Heirloom new potatoes will be available from Burda Farm including Bintje, Mountain Rose, Red Thumb, French Fingerling, La Ratte, Rose Finn and German Butterball varieties.  It will also have sweet Walla Walla and Cioppini Italian Flat onions, pickling and slicing cucumbers, eggplant, heirloom cherry tomatoes and fresh herbs.  Look for organic Gala apples, Lady Zee and Elberta peaches, sweet corn, sweet red and yellow onions and English cucumbers and tomatoes on the vine as well as pecans and walnuts, pinto beans and soup mix from Willcox. Spring lettuce mix, gourmet vinegars and oils and European-style breads, pies and pastries.

Grower James Gillham of St. David will bring zucchini (green, gray, golden), summer squash (yellow crookneck, yellow straight neck, and vegetable marrow), winter squash (butternut, Lakota, delicata, pink banana, and Turk’s cap), beans (green, wax, and purple), melons (cantaloupes, honeydew, and fastbreak), cucumbers (pickling, Japanese, and Middle Eastern), okra, new potatoes and tomatoes.    

Many small local growers come to the market each week: Bobby Gowins (sweet onions), Susie Culp (hot peppers, green beans, eggplants, tomatoes and squash), Keith Johnson (hot pepper plants and fresh produce), the Vaughn family (sweet onions, chile tepin plants), Bob Berry (garlic, cherry and slicing tomatoes, honey, squash), the Montoyas (shallots, onions, garlic, nopalitos and mesquite cutting boards) and Elfrida Community Garden (fresh produce & herbs.)

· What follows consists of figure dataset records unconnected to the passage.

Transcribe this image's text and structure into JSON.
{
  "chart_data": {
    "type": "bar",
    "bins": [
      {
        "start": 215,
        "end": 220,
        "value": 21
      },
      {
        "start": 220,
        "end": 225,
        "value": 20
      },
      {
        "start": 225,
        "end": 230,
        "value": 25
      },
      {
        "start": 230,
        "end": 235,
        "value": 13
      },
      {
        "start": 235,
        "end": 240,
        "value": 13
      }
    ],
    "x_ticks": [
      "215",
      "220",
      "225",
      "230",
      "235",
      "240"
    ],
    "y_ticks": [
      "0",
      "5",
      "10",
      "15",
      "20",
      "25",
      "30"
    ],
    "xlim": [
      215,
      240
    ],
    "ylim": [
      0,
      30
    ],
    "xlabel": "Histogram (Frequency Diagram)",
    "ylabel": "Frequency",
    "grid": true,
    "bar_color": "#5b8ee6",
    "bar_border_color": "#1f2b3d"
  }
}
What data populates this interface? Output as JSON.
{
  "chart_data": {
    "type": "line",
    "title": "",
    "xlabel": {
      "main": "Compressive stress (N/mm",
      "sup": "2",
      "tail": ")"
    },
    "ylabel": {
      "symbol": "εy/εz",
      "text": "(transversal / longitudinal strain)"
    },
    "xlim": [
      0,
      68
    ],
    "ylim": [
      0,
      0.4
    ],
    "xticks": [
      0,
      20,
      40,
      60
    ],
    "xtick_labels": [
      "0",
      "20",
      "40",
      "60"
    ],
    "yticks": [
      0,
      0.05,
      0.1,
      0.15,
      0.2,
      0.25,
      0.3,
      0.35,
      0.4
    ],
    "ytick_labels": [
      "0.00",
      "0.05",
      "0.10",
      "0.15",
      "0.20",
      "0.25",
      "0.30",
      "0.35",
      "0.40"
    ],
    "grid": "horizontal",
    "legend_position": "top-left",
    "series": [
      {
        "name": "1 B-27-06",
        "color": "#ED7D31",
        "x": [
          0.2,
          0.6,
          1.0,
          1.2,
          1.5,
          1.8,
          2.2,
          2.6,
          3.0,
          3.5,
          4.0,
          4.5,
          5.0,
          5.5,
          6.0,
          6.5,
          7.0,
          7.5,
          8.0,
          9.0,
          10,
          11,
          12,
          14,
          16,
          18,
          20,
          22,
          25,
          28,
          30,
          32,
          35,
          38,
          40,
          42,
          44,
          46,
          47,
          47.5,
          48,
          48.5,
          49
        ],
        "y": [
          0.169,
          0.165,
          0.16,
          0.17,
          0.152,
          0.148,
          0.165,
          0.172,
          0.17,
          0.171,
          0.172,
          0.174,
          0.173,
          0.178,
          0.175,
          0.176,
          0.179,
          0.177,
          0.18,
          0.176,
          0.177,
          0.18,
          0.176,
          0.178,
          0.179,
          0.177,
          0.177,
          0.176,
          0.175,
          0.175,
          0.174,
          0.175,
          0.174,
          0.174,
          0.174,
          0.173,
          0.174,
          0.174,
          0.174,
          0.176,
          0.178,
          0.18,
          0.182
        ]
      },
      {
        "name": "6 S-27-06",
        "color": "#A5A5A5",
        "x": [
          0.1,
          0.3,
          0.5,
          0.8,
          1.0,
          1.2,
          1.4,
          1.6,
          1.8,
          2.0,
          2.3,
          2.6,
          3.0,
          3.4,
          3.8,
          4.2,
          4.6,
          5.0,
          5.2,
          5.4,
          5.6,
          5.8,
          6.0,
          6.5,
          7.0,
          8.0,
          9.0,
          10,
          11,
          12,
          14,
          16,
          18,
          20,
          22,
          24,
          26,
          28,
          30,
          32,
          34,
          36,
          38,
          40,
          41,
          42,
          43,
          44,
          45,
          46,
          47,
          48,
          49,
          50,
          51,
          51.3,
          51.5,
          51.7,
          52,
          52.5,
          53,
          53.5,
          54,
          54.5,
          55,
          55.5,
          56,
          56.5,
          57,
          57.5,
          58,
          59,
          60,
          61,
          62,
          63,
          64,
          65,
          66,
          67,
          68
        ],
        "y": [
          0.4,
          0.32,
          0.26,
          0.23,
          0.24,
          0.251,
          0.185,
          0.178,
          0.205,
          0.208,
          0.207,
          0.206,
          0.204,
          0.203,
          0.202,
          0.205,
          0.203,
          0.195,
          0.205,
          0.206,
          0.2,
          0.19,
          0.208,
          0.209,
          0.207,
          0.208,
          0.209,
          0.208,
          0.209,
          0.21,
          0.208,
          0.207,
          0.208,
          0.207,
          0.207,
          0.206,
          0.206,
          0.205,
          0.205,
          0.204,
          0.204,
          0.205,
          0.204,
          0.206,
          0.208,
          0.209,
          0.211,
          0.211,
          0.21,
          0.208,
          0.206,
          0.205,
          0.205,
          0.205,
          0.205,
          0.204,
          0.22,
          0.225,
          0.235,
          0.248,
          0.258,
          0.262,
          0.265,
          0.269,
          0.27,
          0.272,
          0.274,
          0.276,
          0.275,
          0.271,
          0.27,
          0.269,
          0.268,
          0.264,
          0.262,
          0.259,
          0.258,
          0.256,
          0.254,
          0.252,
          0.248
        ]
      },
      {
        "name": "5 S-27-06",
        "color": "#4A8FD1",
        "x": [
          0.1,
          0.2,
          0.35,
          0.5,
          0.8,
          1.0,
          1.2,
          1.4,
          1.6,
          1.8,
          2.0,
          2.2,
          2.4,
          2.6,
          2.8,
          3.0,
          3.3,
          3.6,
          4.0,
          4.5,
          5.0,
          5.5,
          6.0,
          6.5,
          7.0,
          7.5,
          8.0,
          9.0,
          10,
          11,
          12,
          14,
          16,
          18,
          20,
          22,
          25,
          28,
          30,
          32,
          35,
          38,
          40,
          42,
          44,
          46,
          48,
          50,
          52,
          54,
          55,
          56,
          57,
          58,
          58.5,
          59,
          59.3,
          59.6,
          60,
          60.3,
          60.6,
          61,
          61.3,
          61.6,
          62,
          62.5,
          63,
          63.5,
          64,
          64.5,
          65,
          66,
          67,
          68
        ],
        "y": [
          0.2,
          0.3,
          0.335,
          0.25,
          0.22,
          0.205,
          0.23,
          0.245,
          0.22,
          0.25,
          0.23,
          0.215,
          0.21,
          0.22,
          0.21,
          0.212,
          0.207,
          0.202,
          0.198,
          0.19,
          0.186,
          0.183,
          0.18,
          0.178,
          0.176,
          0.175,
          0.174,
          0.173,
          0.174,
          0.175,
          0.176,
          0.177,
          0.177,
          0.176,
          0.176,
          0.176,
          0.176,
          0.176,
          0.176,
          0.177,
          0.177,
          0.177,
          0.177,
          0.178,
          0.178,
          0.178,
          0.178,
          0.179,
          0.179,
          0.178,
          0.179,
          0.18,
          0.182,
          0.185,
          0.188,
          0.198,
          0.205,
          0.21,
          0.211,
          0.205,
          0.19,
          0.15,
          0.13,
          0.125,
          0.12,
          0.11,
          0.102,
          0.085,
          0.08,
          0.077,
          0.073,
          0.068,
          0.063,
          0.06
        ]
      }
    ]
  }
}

La Buena Vida Farm will bring fresh veggies.  It will offer a Community Supported Agriculture (CSA) program starting this fall with a 10 week subscription running from September 13 through November 22. Pick up a box of fresh produce from them every week at the market. For information and to subscribe contact  labuenavidaCSA@gmail.com.

Spadefoot Nursery will bring its collection of home-grown regional native trees and shrubs, from local oaks trees and shrubby evergreen buckthorns to "the desert smells like rain" plant, creosote bush.

 In support of the Chile Fiesta it will offer an American heirloom pepper in 1 gallon pots. The “Fish” pepper has 3" long hot edible fruit hanging in variegated foliage and makes an attractive ornamental pepper in a pot.

Traditionally used in oyster and crab houses in Chesapeake  Bay. Perfect for salsa. Hot (from Seed Saver's Exchange).

With allergies peaking due to a very wet summer that has spurred grass growth try raw local bee pollen from Simmons Honey for relief. The pollen granules are trapped from the legs of worker bees returning to the hive after visiting flowering plants, then dried and hand cleaned.

Royal honey (royal jelly and honey mixed), honey comb and desert wildflower honey can all contain minute amounts of pollen and may also be beneficial.

Gallon orders called in ahead are appreciated (364-2745).

A full line of home-style pickles, preserves, butters and jellies made with local produce by the Simmons Family are also for sale as well as honey stix, honey mustard and honey granola. (At both markets.)